Book Bites: Tish Harrison Warren

By Cheryl Arnold

Father Jonathan recently attended the RADVO conference in Dallas, Texas, where one of the speakers was Tish Harrison Warren, an Anglican priest and writer. In addition to many articles and essays, she has written two books which have had a deep impact on my faith.

Liturgy of the Ordinary: Sacred Practices for Everyday Life was awarded Book of the Year by Christianity Today in 2018. In the book, Warren looks at everyday life through the lens of liturgy and helps us see the sacred in the ordinary and the ordinary in the sacred. She writes that God is forming us into a new people and says the place of that formation is in the small moments of each day. Chapters cover topics such as making the bed, brushing teeth, eating leftovers, checking email, fighting with a spouse, sitting in traffic and more, and she relates every act to a spiritual practice as well as our Sunday liturgy. She shows how even the smallest of our daily actions shape us into who we are. Drawing on the work of Christian author and philosopher James K.A. Smith, another RADVO conference speaker, she writes, “We don’t wake up daily and form a way of being-in-the-world from scratch, and we don’t think our way through every action of our day. We move in patterns that we have set over time, day by day. These habits and practices shape our loves, our desires, and ultimately who we are and what we worship.” You will not see your daily life in the same way after reading this book.

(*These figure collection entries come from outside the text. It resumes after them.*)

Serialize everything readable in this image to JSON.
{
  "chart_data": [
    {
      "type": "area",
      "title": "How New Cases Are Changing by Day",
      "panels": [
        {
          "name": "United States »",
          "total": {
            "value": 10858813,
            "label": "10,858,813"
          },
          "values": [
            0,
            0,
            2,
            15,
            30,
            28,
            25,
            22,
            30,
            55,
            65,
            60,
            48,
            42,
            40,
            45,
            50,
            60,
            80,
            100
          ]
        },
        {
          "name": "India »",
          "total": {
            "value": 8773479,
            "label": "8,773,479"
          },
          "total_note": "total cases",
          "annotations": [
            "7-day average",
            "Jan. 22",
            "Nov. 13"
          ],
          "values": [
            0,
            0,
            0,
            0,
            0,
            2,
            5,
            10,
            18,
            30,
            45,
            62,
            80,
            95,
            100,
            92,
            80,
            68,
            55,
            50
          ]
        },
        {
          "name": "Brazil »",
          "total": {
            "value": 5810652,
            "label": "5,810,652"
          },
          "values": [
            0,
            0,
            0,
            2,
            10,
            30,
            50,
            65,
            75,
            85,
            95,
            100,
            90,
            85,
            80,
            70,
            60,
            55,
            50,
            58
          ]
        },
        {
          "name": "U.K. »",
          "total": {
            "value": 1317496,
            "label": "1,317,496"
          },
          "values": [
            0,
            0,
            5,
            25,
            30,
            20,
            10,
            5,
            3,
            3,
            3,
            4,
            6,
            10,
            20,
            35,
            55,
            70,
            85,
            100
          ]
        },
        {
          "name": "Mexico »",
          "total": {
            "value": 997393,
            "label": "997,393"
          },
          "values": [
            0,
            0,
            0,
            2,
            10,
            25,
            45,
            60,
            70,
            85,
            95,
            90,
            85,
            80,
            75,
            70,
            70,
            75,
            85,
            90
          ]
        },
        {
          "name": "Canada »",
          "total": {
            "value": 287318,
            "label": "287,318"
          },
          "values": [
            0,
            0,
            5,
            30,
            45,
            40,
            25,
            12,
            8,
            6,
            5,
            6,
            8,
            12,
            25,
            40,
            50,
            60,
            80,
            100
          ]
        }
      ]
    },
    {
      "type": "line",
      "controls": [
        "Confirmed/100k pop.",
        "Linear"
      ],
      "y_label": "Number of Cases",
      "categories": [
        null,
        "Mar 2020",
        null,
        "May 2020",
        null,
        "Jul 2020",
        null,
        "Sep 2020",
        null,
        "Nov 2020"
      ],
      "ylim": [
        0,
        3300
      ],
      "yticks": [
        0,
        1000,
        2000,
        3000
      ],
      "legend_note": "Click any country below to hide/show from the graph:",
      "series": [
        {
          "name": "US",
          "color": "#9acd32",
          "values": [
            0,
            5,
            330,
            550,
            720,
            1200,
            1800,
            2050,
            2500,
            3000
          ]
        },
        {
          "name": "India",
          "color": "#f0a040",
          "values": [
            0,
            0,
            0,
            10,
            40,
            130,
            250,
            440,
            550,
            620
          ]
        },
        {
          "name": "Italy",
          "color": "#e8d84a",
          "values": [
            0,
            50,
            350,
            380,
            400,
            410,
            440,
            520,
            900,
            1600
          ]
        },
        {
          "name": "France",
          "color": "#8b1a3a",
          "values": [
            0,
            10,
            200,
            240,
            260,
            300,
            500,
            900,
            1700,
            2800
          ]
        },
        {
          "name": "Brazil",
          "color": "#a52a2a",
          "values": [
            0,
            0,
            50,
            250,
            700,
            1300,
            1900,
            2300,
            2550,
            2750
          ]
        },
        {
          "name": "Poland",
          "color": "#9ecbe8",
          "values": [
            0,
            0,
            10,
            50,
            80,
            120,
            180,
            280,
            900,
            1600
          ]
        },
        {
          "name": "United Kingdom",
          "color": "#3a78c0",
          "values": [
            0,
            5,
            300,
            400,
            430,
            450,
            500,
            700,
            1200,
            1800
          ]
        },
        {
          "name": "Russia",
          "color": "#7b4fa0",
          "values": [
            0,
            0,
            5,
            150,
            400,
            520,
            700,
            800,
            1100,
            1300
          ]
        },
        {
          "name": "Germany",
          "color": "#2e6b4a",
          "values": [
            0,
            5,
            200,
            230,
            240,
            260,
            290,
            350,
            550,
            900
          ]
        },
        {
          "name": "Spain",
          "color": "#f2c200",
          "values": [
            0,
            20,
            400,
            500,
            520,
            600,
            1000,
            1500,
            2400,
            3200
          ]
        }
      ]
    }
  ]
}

Prayer in the Night: For Those Who Work or Watch or Weep was published earlier this year. Warren wrote this book after walking through a very difficult season of loss and grief, and during that season she held fast to the prayer of Compline when she could not come up with her own words to pray. She writes, “Compline speaks to God in the dark. And that’s what I had to learn to do—to pray in the darkness of anxiety and vulnerability, in doubt and disillusionment. It was Compline that gave words to my anxiety and grief and allowed me to reencounter the doctrines of the church not as tidy little antidotes for pain, but as a light in the darkness, as good news.” Each chapter explores a different phrase from the Compline prayer. In examining each phrase, Warren shows readers how to walk through the darkness of vulnerability and suffering in faith, and how to find hope and light in the dark. You will come away with a rich understanding of Compline as well as wise pastoral counsel for how to walk by faith in all circumstances.